Le défaut de mettre complètement en œuvre des solutions à long terme

Selon le BVG, « même si les mesures provisoires ont permis aux collectivités touchées d’avoir un accès temporaire à une eau potable salubre, aucune solution à long terme n’était attendue avant plusieurs années. Parmi les 60 avis à long terme sur la qualité de l’eau potable qui demeuraient en vigueur au 1er novembre 2020, 16 avis (soit 27 %) faisaient l’objet de mesures provisoires. Selon SAC, les solutions à long terme pour les réseaux d’alimentation en eau faisant l’objet de ces avis en étaient à différentes étapes de mise en œuvre et devraient être en place entre 2021 et 2025[24]. »

Recommandation

Par conséquent, le BVG a formulé la recommandation suivante :

Services aux Autochtones Canada, en collaboration avec les collectivités des Premières Nations, devrait mettre en œuvre des solutions à long terme pour garantir que les réseaux d’alimentation en eau dans ces collectivités leur donnent un accès continu à une eau potable salubre[25].

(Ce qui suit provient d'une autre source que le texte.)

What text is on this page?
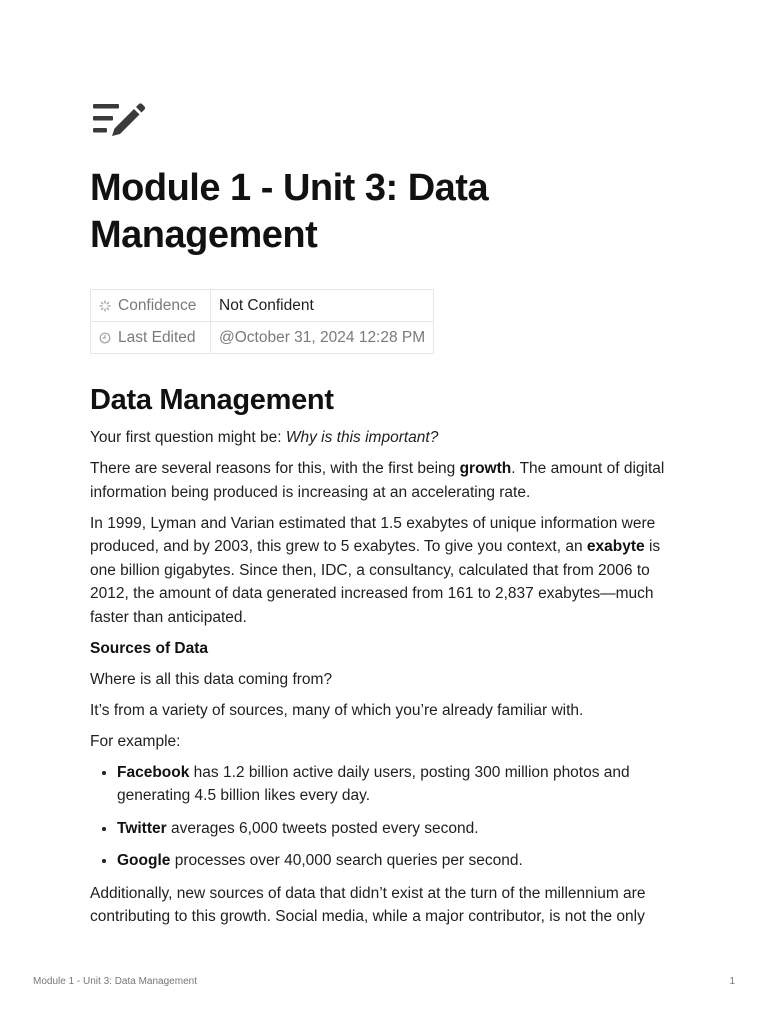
Module 1 - Unit 3: Data Management
Confidence	Not Confident
Last Edited	@October 31, 2024 12:28 PM
Data Management

Your first question might be: Why is this important?

There are several reasons for this, with the first being growth. The amount of digital information being produced is increasing at an accelerating rate.

In 1999, Lyman and Varian estimated that 1.5 exabytes of unique information were produced, and by 2003, this grew to 5 exabytes. To give you context, an exabyte is one billion gigabytes. Since then, IDC, a consultancy, calculated that from 2006 to 2012, the amount of data generated increased from 161 to 2,837 exabytes—much faster than anticipated.

Sources of Data

Where is all this data coming from?

It’s from a variety of sources, many of which you’re already familiar with.

For example:

• Facebook has 1.2 billion active daily users, posting 300 million photos and generating 4.5 billion likes every day.
• Twitter averages 6,000 tweets posted every second.
• Google processes over 40,000 search queries per second.

Additionally, new sources of data that didn’t exist at the turn of the millennium are contributing to this growth. Social media, while a major contributor, is not the only

Module 1 - Unit 3: Data Management	1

D’après son plan d’action, le Ministère « continuera à travailler avec les Premières Nations pour mettre en œuvre des projets qui répondent aux besoins en eau à long terme de toutes les collectivités touchées par les avis à long terme sur la qualité de l’eau potable depuis 2015[26] ». Ces solutions durables doivent être mise en place d’ici mars 2026. Entre temps, le Ministère « continuera à soutenir le processus de mobilisation mené par l’APN pour l’élaboration en collaboration d’une stratégie à long terme pour s’assurer de la durabilité des réseaux d’eau potable (achèvement prévu : mars 2022)[27] ». Il va aussi soutenir « l’élaboration en collaboration d’une stratégie à long terme pour l’infrastructure de l’eau potable et des eaux usées (achèvement prévu : hiver 2022-2023)[28] ».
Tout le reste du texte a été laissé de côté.